An American exposed to the deadly hantavirus while on a cruise from Argentina said on Monday that she was not being allowed to leave a federal quarantine unit in Nebraska.
Sounds bad, right, except for the part that this mutation of the virus is apparently spread human-to-human, an unhelpful little detail.
U.S. officials had earlier suggested that those affected may be able to quarantine at home. From the same article:
“At some point, they may be able leave their medical centers to continue quarantines at home, depending on how they are doing,” Capt. Brendan Jackson, a C.D.C. official, said in a news conference last week after the passengers arrived in Omaha and Atlanta.
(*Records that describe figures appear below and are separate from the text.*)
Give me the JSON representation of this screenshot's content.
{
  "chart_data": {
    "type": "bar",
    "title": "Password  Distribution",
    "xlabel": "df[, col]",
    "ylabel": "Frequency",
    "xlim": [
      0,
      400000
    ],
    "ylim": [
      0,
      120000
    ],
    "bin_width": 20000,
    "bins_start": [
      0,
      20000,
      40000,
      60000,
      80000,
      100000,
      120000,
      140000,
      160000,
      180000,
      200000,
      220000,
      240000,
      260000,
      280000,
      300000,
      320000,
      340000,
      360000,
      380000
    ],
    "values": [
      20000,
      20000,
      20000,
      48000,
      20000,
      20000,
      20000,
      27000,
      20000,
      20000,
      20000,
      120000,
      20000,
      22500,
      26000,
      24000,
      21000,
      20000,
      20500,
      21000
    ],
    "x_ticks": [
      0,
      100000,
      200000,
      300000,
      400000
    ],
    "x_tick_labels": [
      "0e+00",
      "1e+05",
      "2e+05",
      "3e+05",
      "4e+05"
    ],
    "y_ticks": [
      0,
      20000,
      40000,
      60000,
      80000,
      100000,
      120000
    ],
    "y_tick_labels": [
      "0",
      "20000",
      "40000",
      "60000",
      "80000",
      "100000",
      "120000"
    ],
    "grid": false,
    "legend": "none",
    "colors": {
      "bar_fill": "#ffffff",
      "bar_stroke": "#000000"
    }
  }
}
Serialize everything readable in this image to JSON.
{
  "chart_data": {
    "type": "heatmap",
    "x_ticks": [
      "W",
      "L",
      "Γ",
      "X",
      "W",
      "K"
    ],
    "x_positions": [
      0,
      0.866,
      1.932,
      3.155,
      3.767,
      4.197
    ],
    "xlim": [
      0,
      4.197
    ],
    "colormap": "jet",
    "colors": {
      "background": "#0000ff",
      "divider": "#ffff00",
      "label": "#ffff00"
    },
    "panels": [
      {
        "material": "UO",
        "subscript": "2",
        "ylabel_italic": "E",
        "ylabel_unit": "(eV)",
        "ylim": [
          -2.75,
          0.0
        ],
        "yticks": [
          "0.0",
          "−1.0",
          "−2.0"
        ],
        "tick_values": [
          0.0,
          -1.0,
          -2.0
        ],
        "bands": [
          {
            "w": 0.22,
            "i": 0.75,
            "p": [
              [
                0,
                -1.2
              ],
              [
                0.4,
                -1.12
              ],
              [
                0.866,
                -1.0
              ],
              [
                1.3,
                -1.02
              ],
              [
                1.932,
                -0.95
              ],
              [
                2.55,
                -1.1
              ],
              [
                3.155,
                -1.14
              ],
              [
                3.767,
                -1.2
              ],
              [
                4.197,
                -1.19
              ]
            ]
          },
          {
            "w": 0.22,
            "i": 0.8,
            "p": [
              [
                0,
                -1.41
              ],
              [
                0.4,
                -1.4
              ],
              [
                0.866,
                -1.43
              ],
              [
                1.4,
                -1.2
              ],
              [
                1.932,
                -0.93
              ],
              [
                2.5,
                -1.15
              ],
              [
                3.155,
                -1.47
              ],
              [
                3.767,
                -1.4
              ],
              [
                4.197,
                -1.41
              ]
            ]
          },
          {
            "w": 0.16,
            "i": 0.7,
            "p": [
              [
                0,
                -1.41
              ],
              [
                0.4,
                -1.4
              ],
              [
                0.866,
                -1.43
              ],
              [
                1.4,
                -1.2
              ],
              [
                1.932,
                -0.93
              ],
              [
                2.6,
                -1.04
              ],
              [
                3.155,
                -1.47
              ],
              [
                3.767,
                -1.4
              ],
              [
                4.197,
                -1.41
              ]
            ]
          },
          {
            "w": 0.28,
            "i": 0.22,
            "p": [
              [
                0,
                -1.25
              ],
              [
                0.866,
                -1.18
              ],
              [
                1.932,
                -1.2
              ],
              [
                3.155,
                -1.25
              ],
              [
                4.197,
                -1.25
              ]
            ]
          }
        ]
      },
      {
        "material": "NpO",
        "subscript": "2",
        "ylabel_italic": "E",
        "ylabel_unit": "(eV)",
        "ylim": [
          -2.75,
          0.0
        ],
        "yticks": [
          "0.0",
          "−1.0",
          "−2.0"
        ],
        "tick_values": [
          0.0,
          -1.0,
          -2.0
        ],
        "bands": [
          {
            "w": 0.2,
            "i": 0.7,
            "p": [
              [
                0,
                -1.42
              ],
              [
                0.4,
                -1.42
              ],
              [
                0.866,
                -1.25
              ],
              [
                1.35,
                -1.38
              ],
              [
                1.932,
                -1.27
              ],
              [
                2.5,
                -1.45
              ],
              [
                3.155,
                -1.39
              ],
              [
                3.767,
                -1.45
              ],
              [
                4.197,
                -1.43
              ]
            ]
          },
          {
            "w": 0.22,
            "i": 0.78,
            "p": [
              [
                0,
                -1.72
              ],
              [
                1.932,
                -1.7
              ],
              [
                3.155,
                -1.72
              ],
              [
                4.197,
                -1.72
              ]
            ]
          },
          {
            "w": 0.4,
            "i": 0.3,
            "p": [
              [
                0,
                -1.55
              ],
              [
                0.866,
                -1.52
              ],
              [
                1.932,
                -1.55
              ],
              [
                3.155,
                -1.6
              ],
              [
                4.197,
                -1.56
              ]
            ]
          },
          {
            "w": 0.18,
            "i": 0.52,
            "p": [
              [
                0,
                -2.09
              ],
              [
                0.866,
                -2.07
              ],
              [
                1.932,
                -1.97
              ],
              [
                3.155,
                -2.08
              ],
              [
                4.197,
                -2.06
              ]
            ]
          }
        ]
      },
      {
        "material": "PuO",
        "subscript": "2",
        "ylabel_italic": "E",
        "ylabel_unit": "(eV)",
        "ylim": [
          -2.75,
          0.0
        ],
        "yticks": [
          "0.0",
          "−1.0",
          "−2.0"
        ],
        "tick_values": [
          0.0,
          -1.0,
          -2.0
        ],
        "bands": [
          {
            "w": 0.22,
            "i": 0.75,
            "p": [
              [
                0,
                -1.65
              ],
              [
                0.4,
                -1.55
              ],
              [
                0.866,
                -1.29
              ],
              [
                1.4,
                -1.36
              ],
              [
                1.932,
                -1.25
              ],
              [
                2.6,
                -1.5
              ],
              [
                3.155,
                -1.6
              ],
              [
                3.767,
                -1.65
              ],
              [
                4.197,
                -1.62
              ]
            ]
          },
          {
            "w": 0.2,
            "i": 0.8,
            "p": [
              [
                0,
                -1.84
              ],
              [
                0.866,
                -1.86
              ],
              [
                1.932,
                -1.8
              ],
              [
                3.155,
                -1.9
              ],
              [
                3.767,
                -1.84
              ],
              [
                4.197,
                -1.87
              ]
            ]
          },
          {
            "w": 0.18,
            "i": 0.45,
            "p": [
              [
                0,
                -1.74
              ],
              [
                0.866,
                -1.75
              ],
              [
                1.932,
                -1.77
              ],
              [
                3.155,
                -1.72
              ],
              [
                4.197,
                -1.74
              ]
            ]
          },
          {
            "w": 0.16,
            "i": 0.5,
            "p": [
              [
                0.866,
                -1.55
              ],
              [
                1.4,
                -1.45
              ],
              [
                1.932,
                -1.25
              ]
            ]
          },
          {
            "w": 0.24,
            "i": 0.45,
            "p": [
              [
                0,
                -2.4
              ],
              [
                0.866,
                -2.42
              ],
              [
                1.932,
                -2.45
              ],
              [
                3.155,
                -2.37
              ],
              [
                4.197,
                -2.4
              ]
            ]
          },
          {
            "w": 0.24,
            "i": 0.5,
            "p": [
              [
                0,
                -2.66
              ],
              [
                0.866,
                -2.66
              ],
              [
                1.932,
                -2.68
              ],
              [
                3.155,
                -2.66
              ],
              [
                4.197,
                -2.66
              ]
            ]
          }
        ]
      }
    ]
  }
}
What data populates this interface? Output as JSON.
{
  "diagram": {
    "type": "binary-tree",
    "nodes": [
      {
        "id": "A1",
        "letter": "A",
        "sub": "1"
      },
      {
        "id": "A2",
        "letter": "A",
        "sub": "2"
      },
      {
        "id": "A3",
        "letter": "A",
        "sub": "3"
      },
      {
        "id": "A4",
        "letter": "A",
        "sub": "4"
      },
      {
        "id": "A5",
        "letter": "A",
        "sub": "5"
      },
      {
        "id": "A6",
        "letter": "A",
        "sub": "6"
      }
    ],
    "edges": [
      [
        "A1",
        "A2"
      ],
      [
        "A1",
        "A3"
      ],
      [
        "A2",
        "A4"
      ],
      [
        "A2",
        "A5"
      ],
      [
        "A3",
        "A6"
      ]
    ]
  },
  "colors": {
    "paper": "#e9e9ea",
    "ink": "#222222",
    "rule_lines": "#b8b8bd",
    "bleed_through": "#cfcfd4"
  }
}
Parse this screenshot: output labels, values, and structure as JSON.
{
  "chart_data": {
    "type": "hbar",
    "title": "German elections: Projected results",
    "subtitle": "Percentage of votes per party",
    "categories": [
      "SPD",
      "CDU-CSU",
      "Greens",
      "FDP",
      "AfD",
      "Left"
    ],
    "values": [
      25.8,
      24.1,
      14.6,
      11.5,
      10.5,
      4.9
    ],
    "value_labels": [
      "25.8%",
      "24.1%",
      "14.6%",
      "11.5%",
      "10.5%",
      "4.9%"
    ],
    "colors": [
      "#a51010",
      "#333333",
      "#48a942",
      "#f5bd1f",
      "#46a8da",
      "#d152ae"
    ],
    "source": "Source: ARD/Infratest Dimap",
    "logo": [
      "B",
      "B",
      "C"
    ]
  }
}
But this passenger, Angela Perryman, wanted to isolate not at her home but at an Airbnb in Florida:
Ms. Perryman is a U.S. citizen who currently lives in Ecuador, she said. She has a home in South Florida, where she was trying to leave to isolate at an Airbnb. Ms. Perryman said she had been told that the government would provide transportation, so that she wouldn’t expose people on a commercial flight.
This seems nuts to me. She has a “home in South Florida” but will stay at an Airbnb. Can you imagine the owners of the house? What, someone with hantavirus is staying at our place!? Heck, no!
I was sympathetic to her argument until reading that line, since no part of an staying at an Airbnb equates to home, however nice some of the places are.